GitHub strategies

What is GitHub1, and what are GitHub strategies for Future Us?

GitHub is a powerful tool for collaborative coding with version control, but here and in our GitHub Clinic we are going to focus on some of its lesser-celebrated awesomeness. We’ll talk about GitHub for supporting, reusing, contributing, and failing safely, as well as GitHub for publication and project management. We will focus on how to use GitHub for collaboration and communication for science, and spend time with hands-on practice.

GitHub Clinic

Openscapes GitHub Clinic introduces GitHub with the motivation of collaboration and open science. It is designed for both new and seasoned learners, focused on how to develop workflows with diverse teams.

Slides
Video recordings

Part 1: Publishing, recorded as 19 minutes of lesson, cut for participants hands-on in breakout rooms, and 5 minutes of followup lesson.

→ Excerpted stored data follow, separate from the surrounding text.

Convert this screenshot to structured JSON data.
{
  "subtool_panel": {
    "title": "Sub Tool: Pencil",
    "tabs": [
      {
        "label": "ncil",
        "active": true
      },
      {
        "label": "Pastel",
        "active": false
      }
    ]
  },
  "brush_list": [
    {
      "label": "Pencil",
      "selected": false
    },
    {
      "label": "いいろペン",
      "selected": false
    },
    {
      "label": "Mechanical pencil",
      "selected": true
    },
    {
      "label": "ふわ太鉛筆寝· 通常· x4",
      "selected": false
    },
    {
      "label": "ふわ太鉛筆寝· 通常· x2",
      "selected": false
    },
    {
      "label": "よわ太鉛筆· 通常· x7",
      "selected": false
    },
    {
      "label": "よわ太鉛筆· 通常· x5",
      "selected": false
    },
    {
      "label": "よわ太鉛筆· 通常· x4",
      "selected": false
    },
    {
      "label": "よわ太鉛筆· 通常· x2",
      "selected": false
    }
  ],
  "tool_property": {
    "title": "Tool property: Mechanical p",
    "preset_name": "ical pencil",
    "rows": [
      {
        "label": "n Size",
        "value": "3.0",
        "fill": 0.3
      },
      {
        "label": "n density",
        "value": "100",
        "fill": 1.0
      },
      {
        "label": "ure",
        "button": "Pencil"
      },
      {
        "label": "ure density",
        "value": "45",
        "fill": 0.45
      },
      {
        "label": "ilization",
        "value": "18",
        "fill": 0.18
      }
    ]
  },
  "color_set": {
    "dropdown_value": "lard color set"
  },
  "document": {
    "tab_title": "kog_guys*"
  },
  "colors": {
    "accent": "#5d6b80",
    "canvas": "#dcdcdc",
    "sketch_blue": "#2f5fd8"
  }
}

Part 2: Project Management, recorded as 9 minutes of lesson, cut for participants hands-on in breakout rooms, and 5 minutes of followup lesson.

Part 3: 2i2c JupyterHub, introduces a beginning GitHub workflow from our 2i2c JupyterHub (part of NASA-Openscapes). It is recorded as 9 minutes of lesson.

GitHub for supporting, reusing, contributing, and failing safely

This introduction was developed with Allison Horst in the GitHub Illustrated Series (Horst & Lowndes 2022):

When we talk about managing projects to help us contribute, reuse, collaborate, and fail safely, we are talking about GitHub. We mean using modern collaborative software designed to organize otherwise unwieldy interrelated files and to track changes by potentially different people through time – something that is for everyone, whether or not we identify as “coders”. People do use GitHub for code- and data-intensive projects, but we are not limited to that use. GitHub is a powerful approach for any project that we want to organize and communicate about; it’s a way we can be open with ourselves and our teams, and also work more publicly as we feel comfortable.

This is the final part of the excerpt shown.